◎II 色彩からみる御幣◎
御幣の色をとおして、民俗の相違が認められる。
【事例】先に挙げた石見地方山地一円に行われている大元祭祀では、神殿(こうどの)の隅に元山、端山(はやま)の小俵を設け、これに青、赤、白などのカラフルな多くの幣が立てられる。(写真15])この祭祀の奉幣、荒神幣も同じである。その理由を祭祀に携る人々は祭文のなかの次の五龍王の章句によるといっている。「青龍王は青き……東を知行せん赤龍王は赤き……南を知行せん、白龍王は白き……西を知行せん、黒龍王は黒き……北を知行せん(中略)中央の主……土徳の色を像り、黄なる名馬に黄なる鞍置幣幡……是より中央において黄なる山を……」というもので五竜王の舞いは少なくなった現在も、五神、五行舞と称しやや簡略化した形で各地で行われている。

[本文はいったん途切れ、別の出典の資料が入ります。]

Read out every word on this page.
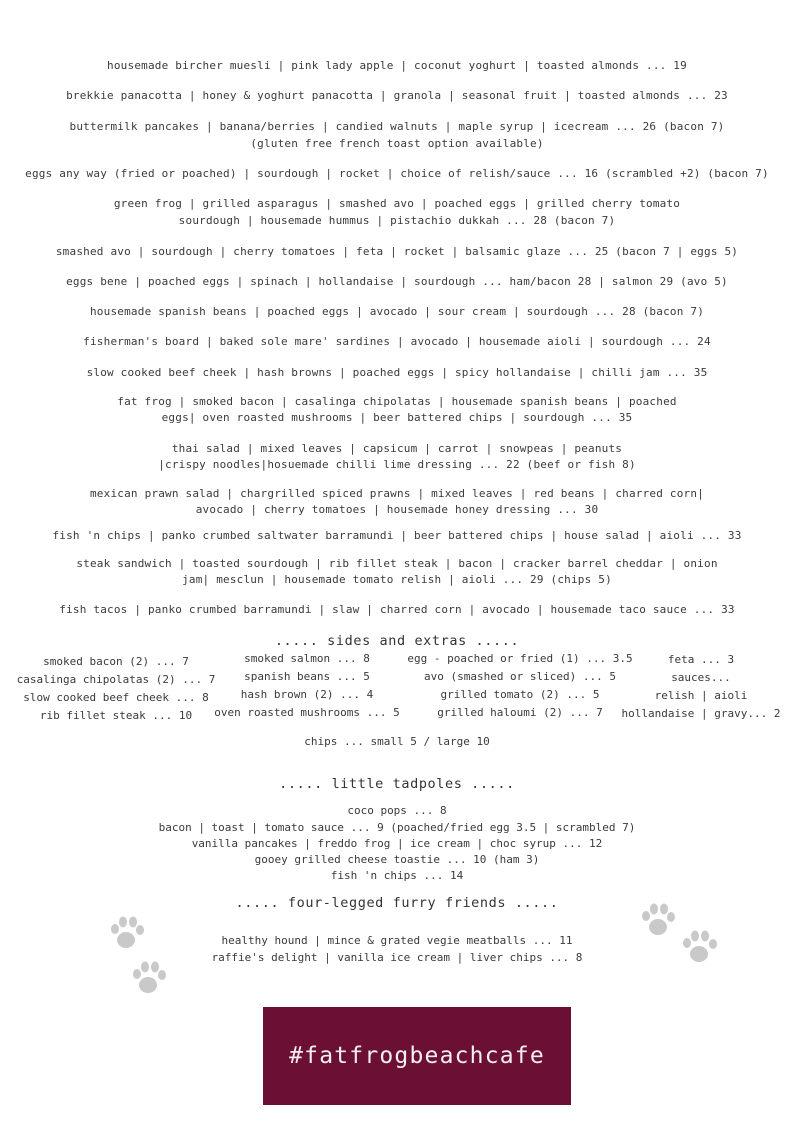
housemade bircher muesli | pink lady apple | coconut yoghurt | toasted almonds ... 19
brekkie panacotta | honey & yoghurt panacotta | granola | seasonal fruit | toasted almonds ... 23
buttermilk pancakes | banana/berries | candied walnuts | maple syrup | icecream ... 26 (bacon 7)
(gluten free french toast option available)
eggs any way (fried or poached) | sourdough | rocket | choice of relish/sauce ... 16 (scrambled +2) (bacon 7)
green frog | grilled asparagus | smashed avo | poached eggs | grilled cherry tomato
sourdough | housemade hummus | pistachio dukkah ... 28 (bacon 7)
smashed avo | sourdough | cherry tomatoes | feta | rocket | balsamic glaze ... 25 (bacon 7 | eggs 5)
eggs bene | poached eggs | spinach | hollandaise | sourdough ... ham/bacon 28 | salmon 29 (avo 5)
housemade spanish beans | poached eggs | avocado | sour cream | sourdough ... 28 (bacon 7)
fisherman's board | baked sole mare' sardines | avocado | housemade aioli | sourdough ... 24
slow cooked beef cheek | hash browns | poached eggs | spicy hollandaise | chilli jam ... 35
fat frog | smoked bacon | casalinga chipolatas | housemade spanish beans | poached
eggs| oven roasted mushrooms | beer battered chips | sourdough ... 35
thai salad | mixed leaves | capsicum | carrot | snowpeas | peanuts
|crispy noodles|hosuemade chilli lime dressing ... 22 (beef or fish 8)
mexican prawn salad | chargrilled spiced prawns | mixed leaves | red beans | charred corn|
avocado | cherry tomatoes | housemade honey dressing ... 30
fish 'n chips | panko crumbed saltwater barramundi | beer battered chips | house salad | aioli ... 33
steak sandwich | toasted sourdough | rib fillet steak | bacon | cracker barrel cheddar | onion
jam| mesclun | housemade tomato relish | aioli ... 29 (chips 5)
fish tacos | panko crumbed barramundi | slaw | charred corn | avocado | housemade taco sauce ... 33
..... sides and extras .....
smoked bacon (2) ... 7
casalinga chipolatas (2) ... 7
slow cooked beef cheek ... 8
rib fillet steak ... 10
smoked salmon ... 8
spanish beans ... 5
hash brown (2) ... 4
oven roasted mushrooms ... 5
egg - poached or fried (1) ... 3.5
avo (smashed or sliced) ... 5
grilled tomato (2) ... 5
grilled haloumi (2) ... 7
feta ... 3
sauces...
relish | aioli
hollandaise | gravy... 2
chips ... small 5 / large 10
..... little tadpoles .....
coco pops ... 8
bacon | toast | tomato sauce ... 9 (poached/fried egg 3.5 | scrambled 7)
vanilla pancakes | freddo frog | ice cream | choc syrup ... 12
gooey grilled cheese toastie ... 10 (ham 3)
fish 'n chips ... 14
..... four-legged furry friends .....
healthy hound | mince & grated vegie meatballs ... 11
raffie's delight | vanilla ice cream | liver chips ... 8
#fatfrogbeachcafe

【事例】厄を祓う御幣の項に挙げた日原町、佐田町でも、色彩の鮮明な御幣が用いられる。
【考察】稲作に関わる御幣が白色であり、紙幣は折れ線を三本入れて切り、これを開いて折り曲げた左右相称の安定した形を基本とするのに対し、ここに挙げた地域にみられる御幣は鮮明でカラフルであり、また、幣の切線が多かったり、相称のなかにも、やや複雑、変化に富んでいるといえる。
これは、陰陽道、修験道の影響によるもので、これによって整理されたということは、充分に認められるが、このような宗教家の介在のみられなくなった現在でも、このような特色が認められるのは、そこに、古来の根強い民俗文化が存在することによるものと考えられる。